Dust Devil Review

Dust Devil

by Mark Salisbury |
Published on
Release Date:

01 Jan 1992

Running Time:

103 minutes

Certificate:

18

Original Title:

Dust Devil

Having tackled the post-apocalyptic, technological menace of Hardware, South African writer-director Richard Stanley here returns to his roots with a highly ambitious amalgam of splatter movie, Spaghetti Western and arthouse flick.

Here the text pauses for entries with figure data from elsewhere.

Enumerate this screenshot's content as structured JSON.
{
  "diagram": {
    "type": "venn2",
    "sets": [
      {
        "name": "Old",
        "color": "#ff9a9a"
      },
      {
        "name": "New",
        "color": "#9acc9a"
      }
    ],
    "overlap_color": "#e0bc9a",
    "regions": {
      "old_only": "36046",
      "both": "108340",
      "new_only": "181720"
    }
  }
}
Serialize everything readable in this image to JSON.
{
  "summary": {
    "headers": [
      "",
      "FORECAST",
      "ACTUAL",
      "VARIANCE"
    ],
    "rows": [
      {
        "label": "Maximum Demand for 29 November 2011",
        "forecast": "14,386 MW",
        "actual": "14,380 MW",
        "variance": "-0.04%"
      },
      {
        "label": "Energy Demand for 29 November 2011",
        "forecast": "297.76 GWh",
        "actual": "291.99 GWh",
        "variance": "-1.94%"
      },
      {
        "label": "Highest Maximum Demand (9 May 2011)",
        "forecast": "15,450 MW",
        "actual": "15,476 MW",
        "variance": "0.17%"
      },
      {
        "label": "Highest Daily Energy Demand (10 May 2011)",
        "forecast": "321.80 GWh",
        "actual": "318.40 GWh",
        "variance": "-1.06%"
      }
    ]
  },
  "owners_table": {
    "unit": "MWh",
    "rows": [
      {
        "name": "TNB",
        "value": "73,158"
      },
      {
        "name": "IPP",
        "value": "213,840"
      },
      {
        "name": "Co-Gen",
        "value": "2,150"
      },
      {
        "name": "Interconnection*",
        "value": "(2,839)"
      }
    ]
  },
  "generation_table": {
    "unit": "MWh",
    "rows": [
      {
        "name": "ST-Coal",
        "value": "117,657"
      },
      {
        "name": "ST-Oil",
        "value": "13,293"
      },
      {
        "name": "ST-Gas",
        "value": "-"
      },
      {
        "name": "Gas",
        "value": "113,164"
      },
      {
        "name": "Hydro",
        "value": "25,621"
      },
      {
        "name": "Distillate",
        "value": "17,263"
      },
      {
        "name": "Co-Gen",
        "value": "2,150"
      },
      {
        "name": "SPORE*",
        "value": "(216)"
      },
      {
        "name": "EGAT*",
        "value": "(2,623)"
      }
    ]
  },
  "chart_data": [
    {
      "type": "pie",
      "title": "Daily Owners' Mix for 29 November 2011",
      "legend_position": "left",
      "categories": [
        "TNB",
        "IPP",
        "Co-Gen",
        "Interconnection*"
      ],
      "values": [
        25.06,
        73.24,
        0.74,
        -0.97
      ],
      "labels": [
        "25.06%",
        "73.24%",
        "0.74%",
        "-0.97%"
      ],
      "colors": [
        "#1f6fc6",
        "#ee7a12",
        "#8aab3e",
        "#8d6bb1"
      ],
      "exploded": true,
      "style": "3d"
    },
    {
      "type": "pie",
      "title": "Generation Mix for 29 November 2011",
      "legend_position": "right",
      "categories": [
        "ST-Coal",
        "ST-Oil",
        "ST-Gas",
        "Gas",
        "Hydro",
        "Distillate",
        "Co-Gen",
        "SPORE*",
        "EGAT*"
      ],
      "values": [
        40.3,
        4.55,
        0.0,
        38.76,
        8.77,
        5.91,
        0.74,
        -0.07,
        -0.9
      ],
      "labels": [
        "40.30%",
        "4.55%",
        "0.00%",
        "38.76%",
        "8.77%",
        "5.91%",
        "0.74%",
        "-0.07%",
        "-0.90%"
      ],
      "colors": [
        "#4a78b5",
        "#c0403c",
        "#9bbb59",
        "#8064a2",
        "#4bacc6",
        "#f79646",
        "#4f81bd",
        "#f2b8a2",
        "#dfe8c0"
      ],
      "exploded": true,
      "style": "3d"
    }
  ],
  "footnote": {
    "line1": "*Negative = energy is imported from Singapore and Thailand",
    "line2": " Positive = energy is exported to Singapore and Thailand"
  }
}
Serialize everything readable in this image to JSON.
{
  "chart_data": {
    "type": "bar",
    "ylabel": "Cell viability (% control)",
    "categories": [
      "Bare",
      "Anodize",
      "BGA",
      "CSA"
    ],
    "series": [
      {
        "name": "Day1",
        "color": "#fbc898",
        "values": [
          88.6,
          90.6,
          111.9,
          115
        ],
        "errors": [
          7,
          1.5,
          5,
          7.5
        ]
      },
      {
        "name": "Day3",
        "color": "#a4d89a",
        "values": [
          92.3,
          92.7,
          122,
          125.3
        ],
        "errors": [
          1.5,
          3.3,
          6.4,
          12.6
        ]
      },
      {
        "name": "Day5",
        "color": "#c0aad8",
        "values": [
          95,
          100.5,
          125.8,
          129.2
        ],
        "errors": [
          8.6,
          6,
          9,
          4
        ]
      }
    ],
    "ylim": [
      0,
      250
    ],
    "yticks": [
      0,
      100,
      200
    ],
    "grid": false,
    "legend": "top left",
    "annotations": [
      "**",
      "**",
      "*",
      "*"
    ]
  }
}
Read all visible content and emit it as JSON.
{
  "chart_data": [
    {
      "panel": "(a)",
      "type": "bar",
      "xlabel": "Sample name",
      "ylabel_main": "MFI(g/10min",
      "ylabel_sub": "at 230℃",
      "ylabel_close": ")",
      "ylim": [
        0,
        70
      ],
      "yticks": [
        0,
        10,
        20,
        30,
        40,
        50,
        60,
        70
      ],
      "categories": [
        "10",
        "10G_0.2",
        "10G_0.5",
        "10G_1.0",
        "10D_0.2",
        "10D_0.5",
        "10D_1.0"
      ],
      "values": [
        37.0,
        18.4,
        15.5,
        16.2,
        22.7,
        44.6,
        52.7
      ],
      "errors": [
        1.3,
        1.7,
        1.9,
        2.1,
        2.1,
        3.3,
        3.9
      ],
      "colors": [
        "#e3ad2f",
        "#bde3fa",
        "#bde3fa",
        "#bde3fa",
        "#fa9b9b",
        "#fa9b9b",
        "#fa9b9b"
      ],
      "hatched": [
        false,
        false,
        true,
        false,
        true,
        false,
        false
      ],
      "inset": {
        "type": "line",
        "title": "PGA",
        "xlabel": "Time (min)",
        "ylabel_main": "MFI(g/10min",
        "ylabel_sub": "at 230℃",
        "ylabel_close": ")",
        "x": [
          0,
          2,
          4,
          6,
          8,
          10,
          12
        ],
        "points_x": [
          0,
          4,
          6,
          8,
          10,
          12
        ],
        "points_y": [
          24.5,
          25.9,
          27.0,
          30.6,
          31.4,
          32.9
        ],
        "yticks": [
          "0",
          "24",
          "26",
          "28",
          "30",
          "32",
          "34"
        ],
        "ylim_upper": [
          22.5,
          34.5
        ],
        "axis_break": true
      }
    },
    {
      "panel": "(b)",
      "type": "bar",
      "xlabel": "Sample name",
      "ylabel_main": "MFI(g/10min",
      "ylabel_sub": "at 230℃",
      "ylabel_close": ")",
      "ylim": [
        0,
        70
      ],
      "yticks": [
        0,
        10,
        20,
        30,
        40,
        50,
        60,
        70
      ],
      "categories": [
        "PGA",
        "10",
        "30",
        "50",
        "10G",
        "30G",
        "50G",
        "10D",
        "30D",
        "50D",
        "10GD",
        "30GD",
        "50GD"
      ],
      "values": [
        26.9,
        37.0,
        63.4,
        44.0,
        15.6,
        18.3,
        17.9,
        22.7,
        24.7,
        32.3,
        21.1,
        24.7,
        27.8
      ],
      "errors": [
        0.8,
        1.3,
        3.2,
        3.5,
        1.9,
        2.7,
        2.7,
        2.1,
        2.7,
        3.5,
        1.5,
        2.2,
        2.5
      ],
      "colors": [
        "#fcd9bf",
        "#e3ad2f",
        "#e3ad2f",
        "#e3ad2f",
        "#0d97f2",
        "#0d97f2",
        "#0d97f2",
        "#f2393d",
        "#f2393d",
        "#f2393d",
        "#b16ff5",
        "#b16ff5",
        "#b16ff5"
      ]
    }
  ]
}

On the eve of Namibia's independence from its large neighbour, a mythical shape-shifting, hitchhiking serial killer (Burke) is hunting down those individuals for whom life no longer has meaning, disembowelling them and collecting their digits and souls in an effort to return to the spirit world. At each crime scene he paints a series of mystic symbols using the victim's blood, leaving Ben Mukurob (Mokae), the disillusioned black cop investigating the murders and a man plagued by nightmares of his dead son and divorced wife, to seek the help of Joe Nimemand (John Matshikiza), the half mad/half blind projectionist at the local drive-in cinema, to uncover their demonic significance.

Meanwhile, having walked out on her bullying husband, battered white South African Wendy Robinson (Field) flees across the border, heading towards the near-abandoned mining town of Bethany, picking up Burke en route, unaware that his seductive persona spells death. In direct contrast to Hardware's heady MTV-inspired barrage of sound and vision, Stanley opts here for a series of elaborate, languorous tracking shots, borrowing readily from the work of Sergio Leone, with Burke dressed like Clint Eastwood's Man With No Name, and Simon Boswell's score echoing Ennio Morricone's distinctive Dollars sound.

An audacious, highly stylised, intensely personal piece of filmmaking, this owes as much to the work of Alexandro Jodorowsky as it does to Leone's Once Upon A Time In The West, with Stanley fusing his political and social preoccupations and his interest in dreams, magic and witchcraft to quite mesmerising effect. An instant cult classic.